Prime Dubai property prices rise 2% in Q1, outperform rest of market

Knight Frank says it expects residential markets in the UAE to level out by the end of 2016, rebound in 2017
Prime Dubai property prices rise 2% in Q1, outperform rest of market
By Staff writer
Thu 09 Jun 2016 02:08 PM

Top-end properties in Dubai are outperforming the market average with prices rising during the first three months of 2016, Knight Frank has said in a new report.

The consultancy's UAE Real Estate Mid-Market Review said prices in the prime segment increased 2 percent on a quarterly basis between the fourth quarter of 2015 and quarter one of 2016.

Despite subdued growth levels over the first half of 2016, Knight Frank said its outlook for the UAE’s real estate sector remained positive.

It said the residential market in the UAE is expected to soften over the second half of the year.

"While it’s difficult to predict when the next growth cycle will be, we expect the residential market to level out by the end of 2016 before seeing gradual recovery in 2017," the report said.

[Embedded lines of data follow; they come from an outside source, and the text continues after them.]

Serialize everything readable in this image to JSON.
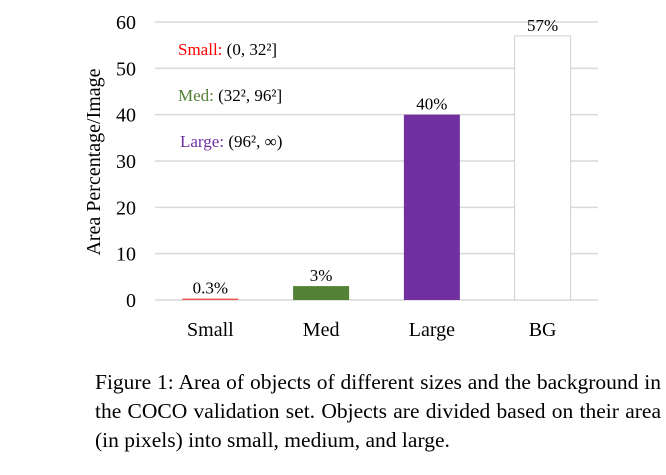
{
  "chart_data": {
    "type": "bar",
    "categories": [
      "Small",
      "Med",
      "Large",
      "BG"
    ],
    "values": [
      0.3,
      3,
      40,
      57
    ],
    "data_labels": [
      "0.3%",
      "3%",
      "40%",
      "57%"
    ],
    "colors": [
      "#e8524f",
      "#538135",
      "#7030a0",
      "#ffffff"
    ],
    "title": "",
    "xlabel": "",
    "ylabel": "Area Percentage/Image",
    "ylim": [
      0,
      60
    ],
    "yticks": [
      "0",
      "10",
      "20",
      "30",
      "40",
      "50",
      "60"
    ],
    "grid": true,
    "legend": [
      {
        "name": "Small:",
        "range": "(0, 32²]",
        "color": "#ff0000"
      },
      {
        "name": "Med:",
        "range": "(32², 96²]",
        "color": "#538135"
      },
      {
        "name": "Large:",
        "range": "(96², ∞)",
        "color": "#7030a0"
      }
    ]
  },
  "caption": "Figure 1:  Area of objects of different sizes and the background in the COCO validation set.  Objects are divided based on their area (in pixels) into small, medium, and large."
}
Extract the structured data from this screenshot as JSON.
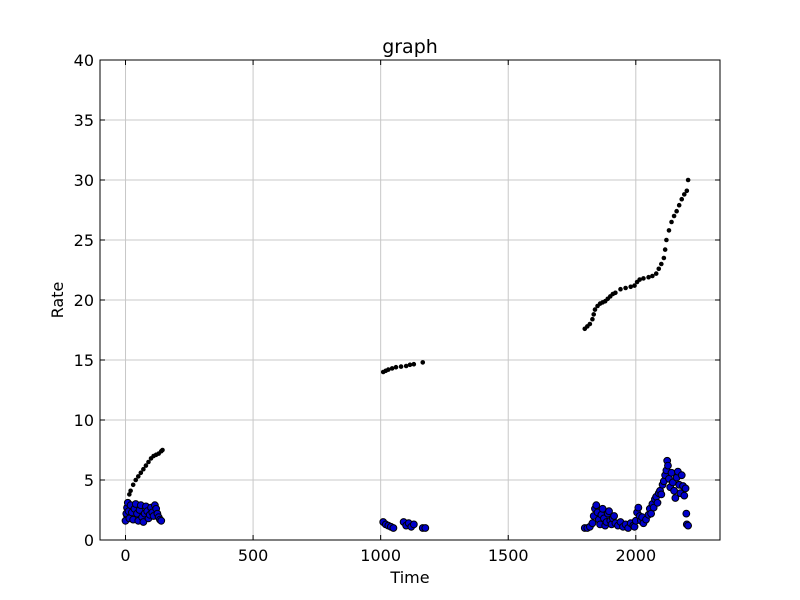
{
  "chart_data": {
    "type": "scatter",
    "title": "graph",
    "xlabel": "Time",
    "ylabel": "Rate",
    "xlim": [
      -100,
      2330
    ],
    "ylim": [
      0,
      40
    ],
    "grid": true,
    "xticks": [
      0,
      500,
      1000,
      1500,
      2000
    ],
    "yticks": [
      0,
      5,
      10,
      15,
      20,
      25,
      30,
      35,
      40
    ],
    "colors": {
      "line_points": "#000000",
      "scatter_fill": "#0000cc",
      "scatter_edge": "#000000",
      "grid": "#c8c8c8"
    },
    "series": [
      {
        "marker": "small-black-dot",
        "points": [
          [
            0,
            2.0
          ],
          [
            5,
            2.6
          ],
          [
            10,
            3.2
          ],
          [
            15,
            3.8
          ],
          [
            20,
            4.1
          ],
          [
            30,
            4.6
          ],
          [
            40,
            5.0
          ],
          [
            50,
            5.3
          ],
          [
            60,
            5.6
          ],
          [
            70,
            5.9
          ],
          [
            80,
            6.2
          ],
          [
            90,
            6.5
          ],
          [
            100,
            6.8
          ],
          [
            110,
            7.0
          ],
          [
            120,
            7.1
          ],
          [
            130,
            7.2
          ],
          [
            140,
            7.4
          ],
          [
            145,
            7.5
          ],
          [
            1010,
            14.0
          ],
          [
            1020,
            14.1
          ],
          [
            1030,
            14.2
          ],
          [
            1045,
            14.3
          ],
          [
            1060,
            14.4
          ],
          [
            1080,
            14.45
          ],
          [
            1100,
            14.5
          ],
          [
            1115,
            14.6
          ],
          [
            1130,
            14.65
          ],
          [
            1165,
            14.8
          ],
          [
            1800,
            17.6
          ],
          [
            1810,
            17.8
          ],
          [
            1820,
            18.0
          ],
          [
            1830,
            18.4
          ],
          [
            1835,
            18.8
          ],
          [
            1840,
            19.2
          ],
          [
            1850,
            19.5
          ],
          [
            1860,
            19.7
          ],
          [
            1870,
            19.8
          ],
          [
            1880,
            19.9
          ],
          [
            1890,
            20.1
          ],
          [
            1900,
            20.3
          ],
          [
            1910,
            20.5
          ],
          [
            1920,
            20.6
          ],
          [
            1940,
            20.9
          ],
          [
            1960,
            21.0
          ],
          [
            1980,
            21.1
          ],
          [
            1995,
            21.2
          ],
          [
            2005,
            21.5
          ],
          [
            2015,
            21.7
          ],
          [
            2030,
            21.8
          ],
          [
            2050,
            21.9
          ],
          [
            2065,
            22.0
          ],
          [
            2080,
            22.2
          ],
          [
            2090,
            22.6
          ],
          [
            2100,
            23.0
          ],
          [
            2110,
            23.5
          ],
          [
            2115,
            24.2
          ],
          [
            2120,
            25.0
          ],
          [
            2130,
            25.8
          ],
          [
            2140,
            26.5
          ],
          [
            2150,
            27.0
          ],
          [
            2160,
            27.4
          ],
          [
            2170,
            27.9
          ],
          [
            2180,
            28.4
          ],
          [
            2190,
            28.8
          ],
          [
            2200,
            29.1
          ],
          [
            2205,
            30.0
          ]
        ]
      },
      {
        "marker": "blue-circle",
        "points": [
          [
            0,
            1.6
          ],
          [
            3,
            2.2
          ],
          [
            6,
            2.7
          ],
          [
            9,
            3.1
          ],
          [
            12,
            2.4
          ],
          [
            15,
            1.8
          ],
          [
            20,
            2.9
          ],
          [
            25,
            2.3
          ],
          [
            30,
            1.7
          ],
          [
            35,
            2.6
          ],
          [
            40,
            3.0
          ],
          [
            45,
            2.2
          ],
          [
            50,
            1.6
          ],
          [
            55,
            2.5
          ],
          [
            60,
            2.9
          ],
          [
            65,
            1.9
          ],
          [
            70,
            1.5
          ],
          [
            75,
            2.2
          ],
          [
            80,
            2.8
          ],
          [
            85,
            2.4
          ],
          [
            90,
            1.8
          ],
          [
            95,
            2.1
          ],
          [
            100,
            2.7
          ],
          [
            105,
            2.3
          ],
          [
            110,
            2.0
          ],
          [
            115,
            2.9
          ],
          [
            120,
            2.6
          ],
          [
            125,
            2.2
          ],
          [
            130,
            1.9
          ],
          [
            135,
            1.7
          ],
          [
            140,
            1.6
          ],
          [
            1010,
            1.5
          ],
          [
            1020,
            1.3
          ],
          [
            1030,
            1.2
          ],
          [
            1040,
            1.1
          ],
          [
            1050,
            1.0
          ],
          [
            1090,
            1.5
          ],
          [
            1100,
            1.2
          ],
          [
            1110,
            1.4
          ],
          [
            1120,
            1.1
          ],
          [
            1130,
            1.3
          ],
          [
            1165,
            1.0
          ],
          [
            1175,
            1.0
          ],
          [
            1800,
            1.0
          ],
          [
            1810,
            1.0
          ],
          [
            1820,
            1.1
          ],
          [
            1830,
            1.4
          ],
          [
            1835,
            2.0
          ],
          [
            1840,
            2.6
          ],
          [
            1845,
            2.9
          ],
          [
            1850,
            2.3
          ],
          [
            1855,
            1.7
          ],
          [
            1860,
            1.3
          ],
          [
            1865,
            2.1
          ],
          [
            1870,
            2.6
          ],
          [
            1875,
            1.8
          ],
          [
            1880,
            1.2
          ],
          [
            1885,
            1.5
          ],
          [
            1890,
            2.2
          ],
          [
            1895,
            2.4
          ],
          [
            1900,
            1.6
          ],
          [
            1905,
            1.3
          ],
          [
            1910,
            1.8
          ],
          [
            1915,
            2.0
          ],
          [
            1920,
            1.4
          ],
          [
            1930,
            1.2
          ],
          [
            1940,
            1.5
          ],
          [
            1950,
            1.1
          ],
          [
            1960,
            1.3
          ],
          [
            1970,
            1.0
          ],
          [
            1980,
            1.4
          ],
          [
            1990,
            1.2
          ],
          [
            1995,
            1.1
          ],
          [
            2000,
            1.6
          ],
          [
            2005,
            2.3
          ],
          [
            2010,
            2.7
          ],
          [
            2015,
            2.0
          ],
          [
            2020,
            1.6
          ],
          [
            2025,
            1.9
          ],
          [
            2030,
            1.4
          ],
          [
            2040,
            1.7
          ],
          [
            2050,
            2.1
          ],
          [
            2055,
            2.6
          ],
          [
            2060,
            2.2
          ],
          [
            2065,
            3.0
          ],
          [
            2070,
            2.7
          ],
          [
            2075,
            3.4
          ],
          [
            2080,
            3.6
          ],
          [
            2085,
            3.1
          ],
          [
            2090,
            3.9
          ],
          [
            2095,
            4.1
          ],
          [
            2100,
            3.8
          ],
          [
            2105,
            4.6
          ],
          [
            2110,
            4.9
          ],
          [
            2115,
            5.4
          ],
          [
            2120,
            5.8
          ],
          [
            2123,
            6.6
          ],
          [
            2126,
            6.2
          ],
          [
            2130,
            5.1
          ],
          [
            2135,
            4.4
          ],
          [
            2140,
            5.6
          ],
          [
            2145,
            4.8
          ],
          [
            2150,
            4.1
          ],
          [
            2155,
            3.5
          ],
          [
            2160,
            5.2
          ],
          [
            2165,
            5.7
          ],
          [
            2170,
            4.6
          ],
          [
            2175,
            3.9
          ],
          [
            2180,
            5.4
          ],
          [
            2185,
            4.5
          ],
          [
            2190,
            3.7
          ],
          [
            2195,
            4.3
          ],
          [
            2198,
            2.2
          ],
          [
            2200,
            1.3
          ],
          [
            2205,
            1.2
          ]
        ]
      }
    ]
  }
}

In Abu Dhabi, Knight Frank added that sale prices remained relatively stable on the back of a shortage in quality residential supply.

The report said: "Given Dubai’s position as one of the top 5 global cities that matter to private high net worth individuals, we expect the emirate to continue attracting investments both regionally and globally."

Knight Frank said growth in the commercial market (office and industrial) was muted in the first half of 2016, as corporates and industries continued to scale back expansion plans amid increasing economic uncertainties.

With the industrial and logistics sectors being a main pillar of Dubai’s non-oil economy, the sluggish performance of global trade market is likely to reflect on the performance of the industrial sector in the short-to-medium term, its report said.

Consequently, rents are expected to remain stable as occupier demand softens. In Abu Dhabi, while demand has slowed significantly on the back of the decline in oil prices, the limited supply of quality industrial space is expected to keep the market stable, it added.

Knight Frank noted that the retail market in Dubai and Abu Dhabi is expected to see slower growth levels over the second half of the year, as economic uncertainty and unfavourable currency exchange rates continue to impact both tourist and domestic spending.

"In the long-term and as global uncertainties begin to ease and confidence in the market picks-up, we expect to witness another growth cycle for the retail market associated with growth in the hospitality and tourism industry. However, we believe retailers will have to diversify their offerings and introduce new products, technologies and marketing strategies to remain competitive in the market," it added.

On the UAE's hotel sector, the report said many of the challenges seen in 2015 are expected to continue throughout 2016, which will invariably impact demand levels – and in turn profitability - in the short term.

However in the medium-to-long run, Knight Frank said its outlook for the hospitality sector remained positive for both cities, and will be rooted in the delivery of major demand generators that will help drive tourism demand – particularly from the leisure segment.

From a supply side, and despite notable recent openings, both markets remain underserved in terms of mid-market and budget hotel offerings, it said, adding that the introduction of more affordable hospitality options will ultimately balance the hotel supply, which is heavily weighted towards the top end of the market in both emirates, and will widen the country’s tourist base.